Я снова открыл блокнот.
— Опишите мне ее.
— Миленькая блондинка. Примерно моего роста, это где-то метр шестьдесят семь-шестьдесят восемь… Стройная, килограмма 52… Голубые глаза достаточно редкого оттенка. Пожалуй, глаза — это самая красивая ее черта… и самая ненормальная.
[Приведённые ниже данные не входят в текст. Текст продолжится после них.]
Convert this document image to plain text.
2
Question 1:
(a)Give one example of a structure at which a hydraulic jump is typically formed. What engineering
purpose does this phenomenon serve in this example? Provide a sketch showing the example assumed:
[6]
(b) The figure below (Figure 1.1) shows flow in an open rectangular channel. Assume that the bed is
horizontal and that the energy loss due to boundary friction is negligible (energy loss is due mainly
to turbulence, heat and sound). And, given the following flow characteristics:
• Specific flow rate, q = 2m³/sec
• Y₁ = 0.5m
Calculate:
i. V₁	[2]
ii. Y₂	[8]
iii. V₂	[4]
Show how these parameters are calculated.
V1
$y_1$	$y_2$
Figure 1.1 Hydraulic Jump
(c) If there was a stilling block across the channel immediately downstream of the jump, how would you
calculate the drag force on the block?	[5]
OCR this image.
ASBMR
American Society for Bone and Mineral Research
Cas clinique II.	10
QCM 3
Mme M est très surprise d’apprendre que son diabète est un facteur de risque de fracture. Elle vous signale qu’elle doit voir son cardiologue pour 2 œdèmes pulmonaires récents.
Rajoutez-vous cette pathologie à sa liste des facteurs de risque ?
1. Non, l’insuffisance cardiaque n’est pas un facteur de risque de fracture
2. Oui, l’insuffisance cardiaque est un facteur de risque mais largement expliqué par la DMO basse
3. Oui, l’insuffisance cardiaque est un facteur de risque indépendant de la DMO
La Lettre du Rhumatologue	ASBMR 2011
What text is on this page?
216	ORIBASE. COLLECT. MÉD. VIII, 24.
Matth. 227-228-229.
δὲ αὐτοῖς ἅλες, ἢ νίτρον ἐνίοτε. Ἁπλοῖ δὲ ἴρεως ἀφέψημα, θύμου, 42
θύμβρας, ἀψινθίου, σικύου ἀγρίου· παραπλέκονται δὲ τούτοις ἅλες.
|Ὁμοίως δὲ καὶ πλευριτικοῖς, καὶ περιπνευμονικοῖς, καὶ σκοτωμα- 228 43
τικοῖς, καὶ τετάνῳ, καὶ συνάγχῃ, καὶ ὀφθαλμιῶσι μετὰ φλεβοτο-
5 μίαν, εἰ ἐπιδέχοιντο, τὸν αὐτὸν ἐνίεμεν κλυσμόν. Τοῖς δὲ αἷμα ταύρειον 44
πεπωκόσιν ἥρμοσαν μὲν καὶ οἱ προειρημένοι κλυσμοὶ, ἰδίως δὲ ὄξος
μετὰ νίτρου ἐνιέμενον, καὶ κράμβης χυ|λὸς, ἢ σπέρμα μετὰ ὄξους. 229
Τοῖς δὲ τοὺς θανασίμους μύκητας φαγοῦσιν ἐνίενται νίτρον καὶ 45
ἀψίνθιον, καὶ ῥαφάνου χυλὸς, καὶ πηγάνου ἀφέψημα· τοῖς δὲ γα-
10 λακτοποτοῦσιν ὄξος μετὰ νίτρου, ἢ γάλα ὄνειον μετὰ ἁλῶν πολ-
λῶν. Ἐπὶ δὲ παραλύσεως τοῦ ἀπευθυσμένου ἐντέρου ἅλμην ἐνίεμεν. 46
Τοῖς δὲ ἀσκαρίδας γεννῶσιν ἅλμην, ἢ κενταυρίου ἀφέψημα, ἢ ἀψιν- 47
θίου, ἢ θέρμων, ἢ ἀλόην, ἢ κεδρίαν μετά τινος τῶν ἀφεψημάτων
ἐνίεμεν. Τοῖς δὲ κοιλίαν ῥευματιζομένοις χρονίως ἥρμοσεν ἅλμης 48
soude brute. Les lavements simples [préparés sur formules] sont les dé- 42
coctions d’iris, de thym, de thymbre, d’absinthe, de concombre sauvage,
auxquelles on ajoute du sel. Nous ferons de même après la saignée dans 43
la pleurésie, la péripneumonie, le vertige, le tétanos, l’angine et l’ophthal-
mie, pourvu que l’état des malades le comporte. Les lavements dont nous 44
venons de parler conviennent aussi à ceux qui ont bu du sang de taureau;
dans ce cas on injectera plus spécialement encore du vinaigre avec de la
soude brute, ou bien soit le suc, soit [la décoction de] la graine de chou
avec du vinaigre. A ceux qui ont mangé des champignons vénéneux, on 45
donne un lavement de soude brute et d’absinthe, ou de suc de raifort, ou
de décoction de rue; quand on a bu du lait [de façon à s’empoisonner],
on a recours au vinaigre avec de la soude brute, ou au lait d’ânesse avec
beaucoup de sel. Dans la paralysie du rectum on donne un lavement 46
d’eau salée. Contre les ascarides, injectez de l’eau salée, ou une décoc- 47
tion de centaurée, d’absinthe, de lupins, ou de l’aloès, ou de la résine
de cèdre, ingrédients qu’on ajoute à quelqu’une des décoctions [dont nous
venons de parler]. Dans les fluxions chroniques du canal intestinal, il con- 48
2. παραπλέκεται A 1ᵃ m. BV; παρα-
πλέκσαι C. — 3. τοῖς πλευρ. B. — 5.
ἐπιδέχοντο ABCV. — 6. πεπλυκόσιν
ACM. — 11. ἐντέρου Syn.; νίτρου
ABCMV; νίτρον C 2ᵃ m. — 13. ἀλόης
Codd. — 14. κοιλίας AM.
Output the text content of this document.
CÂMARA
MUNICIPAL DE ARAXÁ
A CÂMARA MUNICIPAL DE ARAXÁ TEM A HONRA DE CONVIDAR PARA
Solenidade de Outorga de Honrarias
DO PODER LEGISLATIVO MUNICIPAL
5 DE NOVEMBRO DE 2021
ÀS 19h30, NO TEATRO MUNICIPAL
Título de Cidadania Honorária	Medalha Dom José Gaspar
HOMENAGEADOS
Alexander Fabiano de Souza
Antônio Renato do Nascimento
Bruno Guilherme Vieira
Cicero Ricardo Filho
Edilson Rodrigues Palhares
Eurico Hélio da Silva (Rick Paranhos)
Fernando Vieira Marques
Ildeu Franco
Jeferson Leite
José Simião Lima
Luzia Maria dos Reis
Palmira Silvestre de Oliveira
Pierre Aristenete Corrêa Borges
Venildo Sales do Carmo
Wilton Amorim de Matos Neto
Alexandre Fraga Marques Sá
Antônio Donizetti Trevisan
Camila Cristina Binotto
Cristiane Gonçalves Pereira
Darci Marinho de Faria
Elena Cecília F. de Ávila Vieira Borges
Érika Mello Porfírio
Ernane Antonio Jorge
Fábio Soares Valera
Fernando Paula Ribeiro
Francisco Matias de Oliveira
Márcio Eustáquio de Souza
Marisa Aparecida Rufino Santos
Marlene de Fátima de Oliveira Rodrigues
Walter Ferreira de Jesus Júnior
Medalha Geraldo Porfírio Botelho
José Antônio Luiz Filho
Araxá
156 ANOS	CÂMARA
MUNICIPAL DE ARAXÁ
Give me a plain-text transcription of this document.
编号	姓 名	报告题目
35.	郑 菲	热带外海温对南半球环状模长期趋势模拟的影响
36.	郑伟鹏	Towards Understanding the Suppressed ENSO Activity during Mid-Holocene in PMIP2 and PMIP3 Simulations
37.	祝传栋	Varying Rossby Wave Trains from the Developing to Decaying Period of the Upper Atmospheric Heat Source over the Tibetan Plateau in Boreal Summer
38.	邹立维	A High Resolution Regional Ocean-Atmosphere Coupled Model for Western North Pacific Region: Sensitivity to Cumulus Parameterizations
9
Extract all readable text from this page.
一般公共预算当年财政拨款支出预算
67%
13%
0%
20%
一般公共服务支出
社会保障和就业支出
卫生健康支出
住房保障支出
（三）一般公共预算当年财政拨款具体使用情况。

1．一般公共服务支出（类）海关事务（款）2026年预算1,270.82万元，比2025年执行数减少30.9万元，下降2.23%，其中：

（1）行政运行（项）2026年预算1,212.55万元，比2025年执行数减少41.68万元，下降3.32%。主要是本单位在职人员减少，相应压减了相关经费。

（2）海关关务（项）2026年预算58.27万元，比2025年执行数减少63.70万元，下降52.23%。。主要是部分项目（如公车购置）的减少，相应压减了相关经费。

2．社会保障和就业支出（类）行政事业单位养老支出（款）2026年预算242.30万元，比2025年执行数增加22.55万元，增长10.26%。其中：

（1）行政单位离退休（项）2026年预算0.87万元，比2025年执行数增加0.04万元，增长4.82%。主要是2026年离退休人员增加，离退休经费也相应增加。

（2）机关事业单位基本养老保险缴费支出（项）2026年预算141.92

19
— Что же в них ненормального?
— В них ничего нельзя прочесть. Я не могла бы сказать, то ли она совершенно невинна, то ли, с той же вероятностью, аморальна и цинична. Я не выдумала этого после всего, что произошло, — это было мое первое впечатление, когда Стенли ее привел.
— Вы не догадываетесь, зачем Стенли привел ее домой?
— Он сказал только, что она голодна и очень устала. Считал естественным, что я оставлю ее обедать, что я, собственно, и сделала. Но она ничего не ела, только немного бобового супа…
— А говорила много?
— Со мной она практически не говорила. Говорила с Ронни.
— О чем?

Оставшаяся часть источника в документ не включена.